Prolongement d’Azur : un prix de consolation pour Bombardier selon Michel Forget

Prolongement d’Azur : un prix de consolation pour Bombardier selon Michel Forget

Michel Forget

Crédit photo : Maxime Paradis

Le candidat péquiste de Côte-du-Sud, Michel Forget, estime que le prolongement du contrat de renouvellement des voitures du métro de Montréal est un prix de consolation pour l’usine Bombardier de La Pocatière.

Michel Forget a fait cette déclaration lors de la présentation de ses engagements et ceux de son parti en matière de développement régional et d’agriculture, jeudi après-midi.

Rappelons que l’annonce du prolongement du contrat Azur s’est faite dans un contexte où Bombardier a échappé, quelques mois auparavant, le contrat du REM à Montréal, projet piloté par la Caisse de dépôt et placement du Québec (CDPQ).
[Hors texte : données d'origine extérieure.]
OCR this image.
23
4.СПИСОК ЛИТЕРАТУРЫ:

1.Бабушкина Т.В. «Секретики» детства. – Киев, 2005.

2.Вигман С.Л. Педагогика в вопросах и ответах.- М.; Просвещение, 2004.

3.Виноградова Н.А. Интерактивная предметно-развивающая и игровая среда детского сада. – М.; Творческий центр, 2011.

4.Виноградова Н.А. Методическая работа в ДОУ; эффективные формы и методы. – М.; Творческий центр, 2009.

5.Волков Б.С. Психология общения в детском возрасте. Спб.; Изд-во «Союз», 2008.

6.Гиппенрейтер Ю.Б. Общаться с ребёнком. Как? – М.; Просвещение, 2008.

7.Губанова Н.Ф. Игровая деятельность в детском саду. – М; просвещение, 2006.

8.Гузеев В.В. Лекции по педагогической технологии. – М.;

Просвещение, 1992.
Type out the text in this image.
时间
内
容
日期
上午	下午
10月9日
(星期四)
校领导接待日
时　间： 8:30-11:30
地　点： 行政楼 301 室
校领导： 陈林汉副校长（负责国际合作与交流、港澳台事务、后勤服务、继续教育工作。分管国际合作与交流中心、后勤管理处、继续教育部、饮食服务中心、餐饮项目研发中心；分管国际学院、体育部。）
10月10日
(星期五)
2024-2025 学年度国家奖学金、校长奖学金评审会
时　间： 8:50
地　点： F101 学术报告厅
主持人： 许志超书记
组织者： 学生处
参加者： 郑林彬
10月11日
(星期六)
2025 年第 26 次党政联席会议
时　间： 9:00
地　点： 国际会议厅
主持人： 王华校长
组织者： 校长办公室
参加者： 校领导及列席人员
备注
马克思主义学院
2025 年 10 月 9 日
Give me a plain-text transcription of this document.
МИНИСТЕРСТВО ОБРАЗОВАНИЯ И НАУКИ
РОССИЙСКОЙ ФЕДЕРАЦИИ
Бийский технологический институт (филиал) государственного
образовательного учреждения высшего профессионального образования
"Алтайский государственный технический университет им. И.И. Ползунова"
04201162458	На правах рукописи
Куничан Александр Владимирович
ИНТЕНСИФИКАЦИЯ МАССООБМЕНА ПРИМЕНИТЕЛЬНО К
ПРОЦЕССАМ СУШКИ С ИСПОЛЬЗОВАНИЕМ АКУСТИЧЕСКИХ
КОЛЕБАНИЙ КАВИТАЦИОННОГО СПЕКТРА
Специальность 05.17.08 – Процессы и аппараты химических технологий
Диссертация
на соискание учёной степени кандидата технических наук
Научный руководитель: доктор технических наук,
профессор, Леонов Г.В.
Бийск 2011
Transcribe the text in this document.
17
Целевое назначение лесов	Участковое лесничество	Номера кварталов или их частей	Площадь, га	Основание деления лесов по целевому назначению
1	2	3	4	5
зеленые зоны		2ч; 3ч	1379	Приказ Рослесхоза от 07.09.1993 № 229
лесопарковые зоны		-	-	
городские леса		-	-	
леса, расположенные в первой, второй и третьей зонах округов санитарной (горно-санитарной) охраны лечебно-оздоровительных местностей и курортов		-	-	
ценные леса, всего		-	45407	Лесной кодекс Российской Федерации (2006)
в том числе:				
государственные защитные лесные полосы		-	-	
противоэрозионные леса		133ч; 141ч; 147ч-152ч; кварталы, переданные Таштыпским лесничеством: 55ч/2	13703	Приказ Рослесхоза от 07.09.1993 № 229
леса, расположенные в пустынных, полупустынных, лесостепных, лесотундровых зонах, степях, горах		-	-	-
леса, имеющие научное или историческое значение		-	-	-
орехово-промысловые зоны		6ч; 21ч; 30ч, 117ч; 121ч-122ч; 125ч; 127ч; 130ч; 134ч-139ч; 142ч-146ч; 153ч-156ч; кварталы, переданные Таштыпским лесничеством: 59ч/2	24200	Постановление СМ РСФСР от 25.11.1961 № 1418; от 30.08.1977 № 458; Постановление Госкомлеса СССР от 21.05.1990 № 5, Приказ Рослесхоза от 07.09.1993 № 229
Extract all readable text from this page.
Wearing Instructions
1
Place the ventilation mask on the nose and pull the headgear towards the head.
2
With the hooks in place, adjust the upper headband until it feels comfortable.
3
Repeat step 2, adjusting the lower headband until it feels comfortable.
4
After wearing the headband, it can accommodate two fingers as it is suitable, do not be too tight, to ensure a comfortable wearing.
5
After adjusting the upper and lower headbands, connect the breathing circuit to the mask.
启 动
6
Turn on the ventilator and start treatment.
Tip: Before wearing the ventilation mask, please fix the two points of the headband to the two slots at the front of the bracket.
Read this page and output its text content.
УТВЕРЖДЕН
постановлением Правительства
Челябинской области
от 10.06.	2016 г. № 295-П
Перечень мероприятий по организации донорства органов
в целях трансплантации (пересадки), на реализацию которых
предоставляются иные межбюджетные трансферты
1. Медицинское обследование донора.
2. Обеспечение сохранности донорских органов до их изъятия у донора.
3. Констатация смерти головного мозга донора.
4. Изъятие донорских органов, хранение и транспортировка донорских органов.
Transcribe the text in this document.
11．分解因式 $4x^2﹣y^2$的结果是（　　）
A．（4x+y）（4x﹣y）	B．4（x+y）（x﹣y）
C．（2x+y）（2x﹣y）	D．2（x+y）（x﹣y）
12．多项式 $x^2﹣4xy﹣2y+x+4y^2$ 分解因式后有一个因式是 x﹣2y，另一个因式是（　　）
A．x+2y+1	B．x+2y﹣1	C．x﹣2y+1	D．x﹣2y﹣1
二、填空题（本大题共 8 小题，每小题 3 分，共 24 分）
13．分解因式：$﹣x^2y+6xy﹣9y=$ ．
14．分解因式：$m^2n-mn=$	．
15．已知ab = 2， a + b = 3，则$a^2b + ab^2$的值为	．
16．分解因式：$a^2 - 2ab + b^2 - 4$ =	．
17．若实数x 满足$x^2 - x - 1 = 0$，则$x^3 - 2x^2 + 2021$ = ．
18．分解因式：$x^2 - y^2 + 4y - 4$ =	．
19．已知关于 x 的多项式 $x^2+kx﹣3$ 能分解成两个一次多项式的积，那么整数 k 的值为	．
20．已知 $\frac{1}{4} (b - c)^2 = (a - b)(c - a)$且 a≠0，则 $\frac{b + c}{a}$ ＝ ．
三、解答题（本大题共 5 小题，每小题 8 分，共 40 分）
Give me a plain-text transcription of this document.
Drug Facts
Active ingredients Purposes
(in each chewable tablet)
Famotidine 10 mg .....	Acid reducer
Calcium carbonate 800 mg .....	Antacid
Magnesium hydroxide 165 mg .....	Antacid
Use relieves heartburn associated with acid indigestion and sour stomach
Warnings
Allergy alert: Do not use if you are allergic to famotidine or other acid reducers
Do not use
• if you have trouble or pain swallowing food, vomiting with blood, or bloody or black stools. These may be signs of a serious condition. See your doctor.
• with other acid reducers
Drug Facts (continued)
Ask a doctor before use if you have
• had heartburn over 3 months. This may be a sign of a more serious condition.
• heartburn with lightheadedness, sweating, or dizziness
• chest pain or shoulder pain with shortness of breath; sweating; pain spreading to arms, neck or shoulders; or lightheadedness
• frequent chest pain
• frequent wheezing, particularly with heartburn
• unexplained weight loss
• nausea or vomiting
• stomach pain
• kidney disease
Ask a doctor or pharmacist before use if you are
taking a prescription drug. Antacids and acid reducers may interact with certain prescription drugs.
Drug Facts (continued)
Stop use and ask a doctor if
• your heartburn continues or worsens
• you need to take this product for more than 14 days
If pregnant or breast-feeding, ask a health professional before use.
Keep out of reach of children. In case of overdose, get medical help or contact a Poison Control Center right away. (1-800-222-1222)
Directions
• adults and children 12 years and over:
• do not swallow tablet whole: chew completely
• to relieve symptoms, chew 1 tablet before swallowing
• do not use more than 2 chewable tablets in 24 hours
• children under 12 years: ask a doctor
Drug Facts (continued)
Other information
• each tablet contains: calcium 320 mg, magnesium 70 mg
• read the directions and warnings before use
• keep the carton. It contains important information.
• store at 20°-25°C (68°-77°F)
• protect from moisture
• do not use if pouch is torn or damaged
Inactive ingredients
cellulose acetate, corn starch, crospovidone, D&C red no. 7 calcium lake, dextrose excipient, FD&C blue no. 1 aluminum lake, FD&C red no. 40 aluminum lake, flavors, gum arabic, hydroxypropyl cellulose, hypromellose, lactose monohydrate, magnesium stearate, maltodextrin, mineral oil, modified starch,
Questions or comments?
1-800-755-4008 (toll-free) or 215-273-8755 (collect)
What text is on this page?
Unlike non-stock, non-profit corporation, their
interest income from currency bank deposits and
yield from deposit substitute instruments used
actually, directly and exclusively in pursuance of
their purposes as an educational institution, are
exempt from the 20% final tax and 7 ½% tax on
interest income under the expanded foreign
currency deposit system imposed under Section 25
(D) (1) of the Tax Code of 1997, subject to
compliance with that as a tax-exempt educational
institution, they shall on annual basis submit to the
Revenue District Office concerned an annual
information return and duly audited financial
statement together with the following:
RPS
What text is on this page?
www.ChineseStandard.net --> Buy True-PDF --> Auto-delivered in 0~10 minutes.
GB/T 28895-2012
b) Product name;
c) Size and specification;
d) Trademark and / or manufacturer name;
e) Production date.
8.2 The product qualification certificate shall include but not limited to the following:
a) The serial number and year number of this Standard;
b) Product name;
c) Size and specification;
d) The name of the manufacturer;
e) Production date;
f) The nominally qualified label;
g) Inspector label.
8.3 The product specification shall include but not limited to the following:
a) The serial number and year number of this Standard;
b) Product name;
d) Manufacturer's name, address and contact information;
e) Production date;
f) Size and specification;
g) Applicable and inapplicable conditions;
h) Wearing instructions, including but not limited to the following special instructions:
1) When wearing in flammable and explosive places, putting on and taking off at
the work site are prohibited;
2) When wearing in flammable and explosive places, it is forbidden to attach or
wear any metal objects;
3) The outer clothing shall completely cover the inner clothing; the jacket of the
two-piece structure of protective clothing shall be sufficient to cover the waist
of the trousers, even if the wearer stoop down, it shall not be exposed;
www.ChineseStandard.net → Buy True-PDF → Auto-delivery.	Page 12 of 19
Les partis d’opposition avaient alors crié à l’absence de contenu québécois dans l’appel d’offres de la CDPQ pour expliquer ce revers de Bombardier.

Si son parti est porté au pouvoir le 1er octobre prochain, Michel Forget mentionne qu’un gouvernement du Parti québécois remettrait au cœur du mandat de la CDPQ le développement économique du Québec et de ses régions et qu’il exigerait également un contenu québécois de 25 % dans les projets d’infrastructures qu’elle portera.

De plus, il a rappelé que dans ce dossier, la Coalition avenir Québec avait voté à deux reprises en faveur de projets de loi autorisant la réalisation du REM, malgré l’absence de contenu québécois. « La CAQ a été complice des Libéraux sur ce coup-là », a-t-il ajouté.

Agriculture

Plaidant que son parti est le seul à bien représenter les régions, Michel Forget a martelé qu’un gouvernement péquiste n’accepterait aucune concession à propos de la gestion de l’offre dans le contexte de la renégociation de l’ALÉNA entre le Canada et les États-Unis. « Des concessions ont déjà été faites en ce qui a trait aux fromages québécois (NDLR : dans le traité de libre-échange avec l’Union européenne), dans le but de protéger le bœuf de l’Ouest. Le Québec sert trop souvent de monnaie d’échange [lors de négociations] », a-t-il mentionné.